Les déclarations de Trump (1) et les épisodes historiques que Frankel (2007) a étudiés suggèrent que si la banque centrale perdait de son indépendance vis-à-vis du pouvoir politique, sa politique monétaire risquerait de devenir plus procyclique, ce qui amplifierait le cycle d’affaires. Autrement dit, la banque centrale risque d’assouplir sa politique monétaire quand l’économie est en expansion et les tensions inflationnistes fortes, accroissant le risque de surchauffe et d’instabilité financière ; et elle risque de resserrer sa politique monétaire dans un contexte de récession et de pressions déflationnistes, aggravant celles-ci.

 

(1) Le 29 septembre 2011, alors que le chômage s’élevait toujours à 9 %, Trump qualifia sur Twitter de dangereux le maintien des taux directeurs à un faible niveau et appela la Fed à abandonner cette politique, sous peine de générer un dérapage de l’inflation. Autrement dit, Trump appelle la Fed à resserrer sa politique monétaire lorsque le chômage est élevé et à l’assouplir lorsqu’il est faible.

 

Références

BALL, Laurence (2013), « The case for a long-run inflation target of four percent », FMI, working paper, n° 14/92.

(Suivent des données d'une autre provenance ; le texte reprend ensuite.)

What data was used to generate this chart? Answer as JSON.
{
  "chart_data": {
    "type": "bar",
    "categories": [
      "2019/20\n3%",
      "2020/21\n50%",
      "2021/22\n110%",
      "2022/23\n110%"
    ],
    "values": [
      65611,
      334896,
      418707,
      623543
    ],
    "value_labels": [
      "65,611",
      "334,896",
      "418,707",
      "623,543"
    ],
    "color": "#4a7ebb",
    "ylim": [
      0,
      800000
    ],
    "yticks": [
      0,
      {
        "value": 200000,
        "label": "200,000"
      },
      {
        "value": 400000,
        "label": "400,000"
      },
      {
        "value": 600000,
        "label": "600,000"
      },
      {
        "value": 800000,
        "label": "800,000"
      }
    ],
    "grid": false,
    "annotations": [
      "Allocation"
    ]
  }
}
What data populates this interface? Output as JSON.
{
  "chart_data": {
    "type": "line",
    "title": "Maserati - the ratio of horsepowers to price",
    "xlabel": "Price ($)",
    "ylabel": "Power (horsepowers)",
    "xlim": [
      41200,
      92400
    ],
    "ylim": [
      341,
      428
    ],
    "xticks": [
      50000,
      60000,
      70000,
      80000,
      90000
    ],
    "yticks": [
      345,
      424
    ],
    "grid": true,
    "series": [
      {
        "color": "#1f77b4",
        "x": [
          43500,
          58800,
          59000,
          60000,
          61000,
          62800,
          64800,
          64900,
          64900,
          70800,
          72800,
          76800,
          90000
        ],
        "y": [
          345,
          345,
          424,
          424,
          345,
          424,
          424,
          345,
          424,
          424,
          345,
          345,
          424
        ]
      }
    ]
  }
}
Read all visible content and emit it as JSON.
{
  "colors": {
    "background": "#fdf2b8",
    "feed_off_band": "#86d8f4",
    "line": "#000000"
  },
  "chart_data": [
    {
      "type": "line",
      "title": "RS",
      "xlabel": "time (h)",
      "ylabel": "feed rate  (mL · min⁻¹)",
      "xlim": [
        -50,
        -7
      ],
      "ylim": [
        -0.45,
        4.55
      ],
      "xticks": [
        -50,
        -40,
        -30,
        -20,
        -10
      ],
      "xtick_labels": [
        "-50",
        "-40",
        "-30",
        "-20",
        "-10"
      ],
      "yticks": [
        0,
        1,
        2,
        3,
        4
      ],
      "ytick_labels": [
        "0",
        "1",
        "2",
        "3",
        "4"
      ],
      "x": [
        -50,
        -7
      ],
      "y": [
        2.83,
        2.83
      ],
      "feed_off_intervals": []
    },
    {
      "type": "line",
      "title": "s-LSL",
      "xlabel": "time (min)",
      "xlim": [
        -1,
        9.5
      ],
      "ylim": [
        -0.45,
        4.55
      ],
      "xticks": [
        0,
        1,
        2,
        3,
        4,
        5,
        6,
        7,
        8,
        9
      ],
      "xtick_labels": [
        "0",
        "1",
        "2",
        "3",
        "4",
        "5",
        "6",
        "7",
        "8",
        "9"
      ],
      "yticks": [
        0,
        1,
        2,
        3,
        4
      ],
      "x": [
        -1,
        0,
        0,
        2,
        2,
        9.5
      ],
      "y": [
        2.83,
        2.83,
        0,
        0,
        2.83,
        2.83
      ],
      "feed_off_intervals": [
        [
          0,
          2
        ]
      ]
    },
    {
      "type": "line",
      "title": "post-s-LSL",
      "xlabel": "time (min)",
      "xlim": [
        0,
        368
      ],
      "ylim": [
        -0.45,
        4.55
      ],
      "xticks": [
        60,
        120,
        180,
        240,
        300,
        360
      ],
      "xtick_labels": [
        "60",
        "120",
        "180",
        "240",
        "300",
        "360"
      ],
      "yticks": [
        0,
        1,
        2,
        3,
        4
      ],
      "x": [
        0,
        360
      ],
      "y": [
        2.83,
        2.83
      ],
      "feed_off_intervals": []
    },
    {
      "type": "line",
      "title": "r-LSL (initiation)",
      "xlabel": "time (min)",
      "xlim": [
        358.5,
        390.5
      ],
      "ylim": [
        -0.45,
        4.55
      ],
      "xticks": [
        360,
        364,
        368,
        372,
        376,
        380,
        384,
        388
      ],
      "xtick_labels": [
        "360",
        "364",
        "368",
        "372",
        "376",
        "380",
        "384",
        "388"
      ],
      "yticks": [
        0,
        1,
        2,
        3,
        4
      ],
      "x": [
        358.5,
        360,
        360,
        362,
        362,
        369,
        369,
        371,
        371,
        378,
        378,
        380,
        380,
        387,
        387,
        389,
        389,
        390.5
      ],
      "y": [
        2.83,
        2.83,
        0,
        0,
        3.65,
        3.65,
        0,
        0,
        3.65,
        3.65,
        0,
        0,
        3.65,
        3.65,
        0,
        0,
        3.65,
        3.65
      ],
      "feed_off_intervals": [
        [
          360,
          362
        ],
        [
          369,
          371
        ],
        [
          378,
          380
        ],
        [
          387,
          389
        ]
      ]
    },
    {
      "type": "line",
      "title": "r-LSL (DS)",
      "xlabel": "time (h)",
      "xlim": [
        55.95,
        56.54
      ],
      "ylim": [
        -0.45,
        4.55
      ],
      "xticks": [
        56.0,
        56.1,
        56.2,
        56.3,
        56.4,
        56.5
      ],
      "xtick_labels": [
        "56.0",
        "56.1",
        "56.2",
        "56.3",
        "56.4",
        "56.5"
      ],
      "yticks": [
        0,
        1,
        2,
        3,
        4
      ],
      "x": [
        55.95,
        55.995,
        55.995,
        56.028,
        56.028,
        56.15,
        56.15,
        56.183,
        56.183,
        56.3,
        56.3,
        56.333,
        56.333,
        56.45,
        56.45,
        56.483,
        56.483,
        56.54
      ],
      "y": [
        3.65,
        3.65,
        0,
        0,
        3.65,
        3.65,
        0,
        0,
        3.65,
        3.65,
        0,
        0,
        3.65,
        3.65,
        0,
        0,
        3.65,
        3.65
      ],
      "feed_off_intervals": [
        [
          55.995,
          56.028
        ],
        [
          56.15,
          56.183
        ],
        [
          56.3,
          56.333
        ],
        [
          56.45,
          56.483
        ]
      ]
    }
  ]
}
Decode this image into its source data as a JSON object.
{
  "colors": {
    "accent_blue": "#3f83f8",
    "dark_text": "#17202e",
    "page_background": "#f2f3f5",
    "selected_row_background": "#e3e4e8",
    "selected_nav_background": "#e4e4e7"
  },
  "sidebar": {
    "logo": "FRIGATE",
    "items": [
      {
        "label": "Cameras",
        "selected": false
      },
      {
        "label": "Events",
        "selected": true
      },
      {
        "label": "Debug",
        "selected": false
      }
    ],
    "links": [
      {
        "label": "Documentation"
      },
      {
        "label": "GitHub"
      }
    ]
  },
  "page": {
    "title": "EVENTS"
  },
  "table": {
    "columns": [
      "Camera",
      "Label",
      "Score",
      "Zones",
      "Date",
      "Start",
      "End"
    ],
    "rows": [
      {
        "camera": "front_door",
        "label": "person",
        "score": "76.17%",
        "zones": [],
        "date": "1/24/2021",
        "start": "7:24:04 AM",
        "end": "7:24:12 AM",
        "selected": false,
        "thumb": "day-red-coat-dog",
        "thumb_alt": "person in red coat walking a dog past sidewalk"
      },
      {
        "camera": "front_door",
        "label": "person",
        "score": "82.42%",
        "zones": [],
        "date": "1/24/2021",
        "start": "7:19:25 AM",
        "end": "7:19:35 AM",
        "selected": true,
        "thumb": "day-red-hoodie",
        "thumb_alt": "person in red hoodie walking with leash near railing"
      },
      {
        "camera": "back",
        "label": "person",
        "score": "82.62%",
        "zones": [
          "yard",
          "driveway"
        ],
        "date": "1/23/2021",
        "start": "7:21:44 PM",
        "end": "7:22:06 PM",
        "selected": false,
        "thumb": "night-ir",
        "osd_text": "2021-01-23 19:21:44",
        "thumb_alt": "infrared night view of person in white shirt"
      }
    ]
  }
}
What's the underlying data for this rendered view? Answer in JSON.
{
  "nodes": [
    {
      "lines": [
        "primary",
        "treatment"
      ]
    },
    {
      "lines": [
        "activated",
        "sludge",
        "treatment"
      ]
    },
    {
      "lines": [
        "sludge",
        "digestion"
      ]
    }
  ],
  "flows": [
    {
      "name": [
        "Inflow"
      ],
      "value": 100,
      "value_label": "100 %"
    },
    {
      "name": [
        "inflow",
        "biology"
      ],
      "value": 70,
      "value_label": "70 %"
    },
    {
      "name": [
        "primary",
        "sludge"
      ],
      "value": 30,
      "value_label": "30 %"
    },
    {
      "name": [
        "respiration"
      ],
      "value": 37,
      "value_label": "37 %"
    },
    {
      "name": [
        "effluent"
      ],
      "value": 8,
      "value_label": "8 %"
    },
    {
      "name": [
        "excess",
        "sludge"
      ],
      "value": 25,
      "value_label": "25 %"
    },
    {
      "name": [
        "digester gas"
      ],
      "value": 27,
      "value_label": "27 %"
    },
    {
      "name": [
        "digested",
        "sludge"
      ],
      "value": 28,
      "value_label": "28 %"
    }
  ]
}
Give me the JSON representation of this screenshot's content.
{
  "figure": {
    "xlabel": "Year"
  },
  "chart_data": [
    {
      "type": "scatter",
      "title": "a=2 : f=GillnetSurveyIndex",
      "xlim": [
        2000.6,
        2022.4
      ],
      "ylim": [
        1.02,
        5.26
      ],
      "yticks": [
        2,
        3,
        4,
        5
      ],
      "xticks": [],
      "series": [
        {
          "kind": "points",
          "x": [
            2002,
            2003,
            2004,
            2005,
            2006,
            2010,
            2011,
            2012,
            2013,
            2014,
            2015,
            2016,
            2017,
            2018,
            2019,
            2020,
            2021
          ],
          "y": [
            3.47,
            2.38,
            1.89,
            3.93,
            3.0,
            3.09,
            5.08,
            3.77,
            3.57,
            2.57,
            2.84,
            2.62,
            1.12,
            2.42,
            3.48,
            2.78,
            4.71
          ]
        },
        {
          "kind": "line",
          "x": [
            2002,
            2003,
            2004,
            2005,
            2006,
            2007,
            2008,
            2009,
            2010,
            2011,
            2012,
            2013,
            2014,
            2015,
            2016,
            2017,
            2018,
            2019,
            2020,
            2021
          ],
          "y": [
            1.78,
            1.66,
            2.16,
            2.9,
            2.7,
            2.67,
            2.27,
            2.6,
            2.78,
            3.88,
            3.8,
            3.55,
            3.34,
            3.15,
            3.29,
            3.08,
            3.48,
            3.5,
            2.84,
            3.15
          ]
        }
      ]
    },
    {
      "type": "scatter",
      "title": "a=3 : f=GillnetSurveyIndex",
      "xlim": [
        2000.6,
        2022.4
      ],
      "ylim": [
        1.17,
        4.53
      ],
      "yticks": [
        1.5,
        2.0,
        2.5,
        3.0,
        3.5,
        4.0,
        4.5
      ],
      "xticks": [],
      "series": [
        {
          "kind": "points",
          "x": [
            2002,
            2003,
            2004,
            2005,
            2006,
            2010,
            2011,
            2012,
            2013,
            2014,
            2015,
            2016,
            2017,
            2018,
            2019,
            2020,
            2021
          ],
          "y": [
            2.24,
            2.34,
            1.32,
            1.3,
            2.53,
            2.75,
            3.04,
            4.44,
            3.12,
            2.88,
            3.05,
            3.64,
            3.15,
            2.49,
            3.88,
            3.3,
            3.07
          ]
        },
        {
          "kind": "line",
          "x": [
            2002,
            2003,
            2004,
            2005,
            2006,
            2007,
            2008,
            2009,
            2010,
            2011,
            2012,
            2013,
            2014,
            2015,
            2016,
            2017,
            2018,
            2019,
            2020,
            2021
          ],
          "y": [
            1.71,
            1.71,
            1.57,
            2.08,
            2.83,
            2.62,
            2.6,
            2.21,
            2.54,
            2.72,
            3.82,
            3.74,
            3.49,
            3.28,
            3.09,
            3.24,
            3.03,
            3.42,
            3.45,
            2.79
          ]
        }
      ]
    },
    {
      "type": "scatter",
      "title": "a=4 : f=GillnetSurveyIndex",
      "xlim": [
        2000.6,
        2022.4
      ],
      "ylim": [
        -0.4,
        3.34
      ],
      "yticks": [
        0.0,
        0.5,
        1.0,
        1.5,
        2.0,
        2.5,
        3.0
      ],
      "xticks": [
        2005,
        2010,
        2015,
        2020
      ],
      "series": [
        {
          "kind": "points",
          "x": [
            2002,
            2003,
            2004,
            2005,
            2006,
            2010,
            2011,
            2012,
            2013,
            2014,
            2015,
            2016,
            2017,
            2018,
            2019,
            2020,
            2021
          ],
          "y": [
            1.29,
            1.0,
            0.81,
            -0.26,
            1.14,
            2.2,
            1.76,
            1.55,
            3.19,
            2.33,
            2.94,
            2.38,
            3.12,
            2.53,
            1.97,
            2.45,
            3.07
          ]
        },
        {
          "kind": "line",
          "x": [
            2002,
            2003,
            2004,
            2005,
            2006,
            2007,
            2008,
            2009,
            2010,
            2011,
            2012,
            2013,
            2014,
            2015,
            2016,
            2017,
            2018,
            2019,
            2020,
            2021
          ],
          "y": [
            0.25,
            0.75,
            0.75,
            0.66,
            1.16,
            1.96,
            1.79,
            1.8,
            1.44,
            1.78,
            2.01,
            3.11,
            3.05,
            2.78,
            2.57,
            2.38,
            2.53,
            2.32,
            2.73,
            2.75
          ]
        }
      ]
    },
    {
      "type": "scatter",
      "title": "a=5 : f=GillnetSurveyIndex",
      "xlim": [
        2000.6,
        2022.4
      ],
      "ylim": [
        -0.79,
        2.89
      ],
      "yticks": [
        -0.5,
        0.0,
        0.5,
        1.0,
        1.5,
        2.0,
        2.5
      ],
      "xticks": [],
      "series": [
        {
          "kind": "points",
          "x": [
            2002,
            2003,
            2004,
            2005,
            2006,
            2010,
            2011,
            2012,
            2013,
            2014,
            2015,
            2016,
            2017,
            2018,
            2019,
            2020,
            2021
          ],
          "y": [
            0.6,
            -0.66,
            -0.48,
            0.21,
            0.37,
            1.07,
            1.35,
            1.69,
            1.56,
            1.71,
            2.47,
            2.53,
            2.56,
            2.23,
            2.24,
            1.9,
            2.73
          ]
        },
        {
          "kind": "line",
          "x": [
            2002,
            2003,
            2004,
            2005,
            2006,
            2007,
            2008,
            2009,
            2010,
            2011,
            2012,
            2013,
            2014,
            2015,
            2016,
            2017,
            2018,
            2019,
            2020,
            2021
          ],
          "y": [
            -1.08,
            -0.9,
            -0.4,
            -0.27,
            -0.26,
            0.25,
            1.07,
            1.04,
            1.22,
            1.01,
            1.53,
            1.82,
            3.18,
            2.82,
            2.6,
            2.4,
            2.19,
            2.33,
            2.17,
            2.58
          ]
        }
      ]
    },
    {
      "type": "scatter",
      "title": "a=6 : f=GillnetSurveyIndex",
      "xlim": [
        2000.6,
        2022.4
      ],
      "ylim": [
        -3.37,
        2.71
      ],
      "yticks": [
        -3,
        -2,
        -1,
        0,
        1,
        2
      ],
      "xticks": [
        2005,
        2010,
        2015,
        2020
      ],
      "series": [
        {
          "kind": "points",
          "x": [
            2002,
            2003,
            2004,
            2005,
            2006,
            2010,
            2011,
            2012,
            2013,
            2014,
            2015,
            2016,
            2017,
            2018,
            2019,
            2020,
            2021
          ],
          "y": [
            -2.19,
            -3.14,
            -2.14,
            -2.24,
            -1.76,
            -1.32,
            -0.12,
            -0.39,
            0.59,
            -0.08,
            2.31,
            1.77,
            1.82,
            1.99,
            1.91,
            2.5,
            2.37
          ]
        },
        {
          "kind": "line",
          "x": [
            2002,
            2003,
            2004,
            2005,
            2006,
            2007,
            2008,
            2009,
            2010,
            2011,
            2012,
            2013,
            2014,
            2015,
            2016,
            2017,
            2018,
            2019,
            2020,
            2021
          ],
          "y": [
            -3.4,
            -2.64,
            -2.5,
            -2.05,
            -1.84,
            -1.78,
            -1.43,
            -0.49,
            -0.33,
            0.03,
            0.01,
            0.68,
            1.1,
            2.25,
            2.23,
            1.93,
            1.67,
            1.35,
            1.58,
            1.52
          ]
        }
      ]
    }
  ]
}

BLANCHARD, Olivier, Giovanni DELL’ARICCIA & Paolo MAURO (2010), « Rethinking macroeconomic policy », FMI, staff position note, n° 10/03.

FRANKEL, Jeffrey (2007), « Responding to crises », in Cato Journal, vol. 27, n° 2.

FRANKEL, Jeffrey (2019), « Should the Fed be constrained? », Harvard Kennedy School, research working paper, n° 19-003.

FRIEDMAN, Milton (1948), « A monetary and fiscal framework for economic stability », in American Economic Review, vol. 38, n° 3.

HATZIUS, Jan (2011), « The case for a nominal GDP level target », in Goldman Sachs, US Economics Analyst, n° 11/41.

MEADE, James (1978), « The meaning of internal balance », in The Economic Journal, vol. 88.

ROMER, Christina (2011), « Dear Ben: It’s time for your Volcker moment », in The New York Times, 30 octobre.

SVENSSON, Lars (1999), « Inflation targeting as a monetary policy rule », in Journal of Monetary Economics, vol. 43, n° 3.

TAYLOR, John B. (1993), « Discretion versus policy rules in practice », Carnegie-Rochester Conference Series on Public Policy, vol. 39.

TOBIN, James (1980), « Stabilization policy ten years after », in Brookings Papers on Economic Activity, n° 1.

WOODFORD, Michael (2012), « Methods of policy accommodation at the interest-rate lower bound », document de travail présenté à la conférence de Jackson Hole.